With a worldwide chip shortage hurting the supply of products ranging from home appliances to videogames, one analyst says now is the time to invest in semiconductor companies.

Citi Research analyst Christopher Danely points to a six-week drop in chip stocks to make his case; the PHLX Semiconductor index, or Sox, is down 10%. The index closed down 0.9% on Monday but has advanced 72% in the past year. The S&P 500 index rose 46%.

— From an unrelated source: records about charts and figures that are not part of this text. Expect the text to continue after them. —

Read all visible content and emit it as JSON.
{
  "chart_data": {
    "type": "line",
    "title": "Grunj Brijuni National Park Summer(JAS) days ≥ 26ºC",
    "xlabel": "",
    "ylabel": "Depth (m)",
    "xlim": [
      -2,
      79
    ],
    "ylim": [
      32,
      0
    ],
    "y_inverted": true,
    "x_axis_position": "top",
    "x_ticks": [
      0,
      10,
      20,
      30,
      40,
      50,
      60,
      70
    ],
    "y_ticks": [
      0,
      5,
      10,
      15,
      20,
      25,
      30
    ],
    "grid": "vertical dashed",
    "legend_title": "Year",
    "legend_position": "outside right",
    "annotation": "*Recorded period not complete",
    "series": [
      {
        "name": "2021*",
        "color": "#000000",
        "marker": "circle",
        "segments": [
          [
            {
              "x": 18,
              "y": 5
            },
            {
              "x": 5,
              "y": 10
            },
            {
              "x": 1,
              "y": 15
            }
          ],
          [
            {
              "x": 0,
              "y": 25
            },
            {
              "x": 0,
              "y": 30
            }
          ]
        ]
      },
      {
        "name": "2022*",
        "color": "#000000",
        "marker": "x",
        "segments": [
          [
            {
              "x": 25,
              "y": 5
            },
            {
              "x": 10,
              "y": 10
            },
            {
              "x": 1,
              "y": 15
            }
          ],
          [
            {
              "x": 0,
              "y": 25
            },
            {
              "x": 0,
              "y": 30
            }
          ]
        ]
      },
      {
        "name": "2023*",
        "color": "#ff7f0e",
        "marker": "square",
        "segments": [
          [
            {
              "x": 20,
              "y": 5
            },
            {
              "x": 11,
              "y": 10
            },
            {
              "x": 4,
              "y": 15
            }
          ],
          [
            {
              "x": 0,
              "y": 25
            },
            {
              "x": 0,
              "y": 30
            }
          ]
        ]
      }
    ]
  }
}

Falling notebook sales and smaller smartphone shipments, coupled with lower forecasts from several chip companies, have spooked the markets, Danely wrote in a research note on Monday. Instead, investors need to recognize that the signals aren’t negative for all semiconductor producers.

Danely’s top picks are

Micron Technology

(ticker: MU),

NXP Semiconductors

(NXPI), On Semiconductor (ON), and

Texas Instruments


NXP Semi, On Semi, and TI all sell chips that are used by auto makers, and probably will benefit from the ongoing shortage. The shortage has forced auto makers to scale back production and scramble to acquire as many chips as possible. Danely predicted the shortage of auto semiconductors will last through the second half of the year.

The auto and industrial market is about 24% of the total market for chips, according to Citi. NXP Semi is the most exposed, with 70% of its first-quarter revenue coming from automotive and industrial sales. The numbers for On Semi and Texas Instruments were 60% and 58%, respectively.

Despite slowing notebook sales, Danely wrote that it’s too early to downgrade the personal computer space. PCs make up a third of the market for semiconductors. He expects an uptick in enterprise PC purchasing—companies buying computers for their workers—in the second half of the year. Also, he argued that the single data point of slowing notebook sales doesn’t warrant a change.

Micron is the most divisive of Danely’s picks—the bank’s clients are divided on whether the memory chip maker is a strong name. Danely stands his ground, noting that memory demand continues to exceed supply, and inventory levels are in line with ones in the past. Memory prices also rose roughly 25% in April, compared with compared to March. That jump is the largest since 2017.

Danely has his eyes wide open, though. He expects investors to keep unloading semiconductor stocks until the second- and third-quarter pictures become clearer.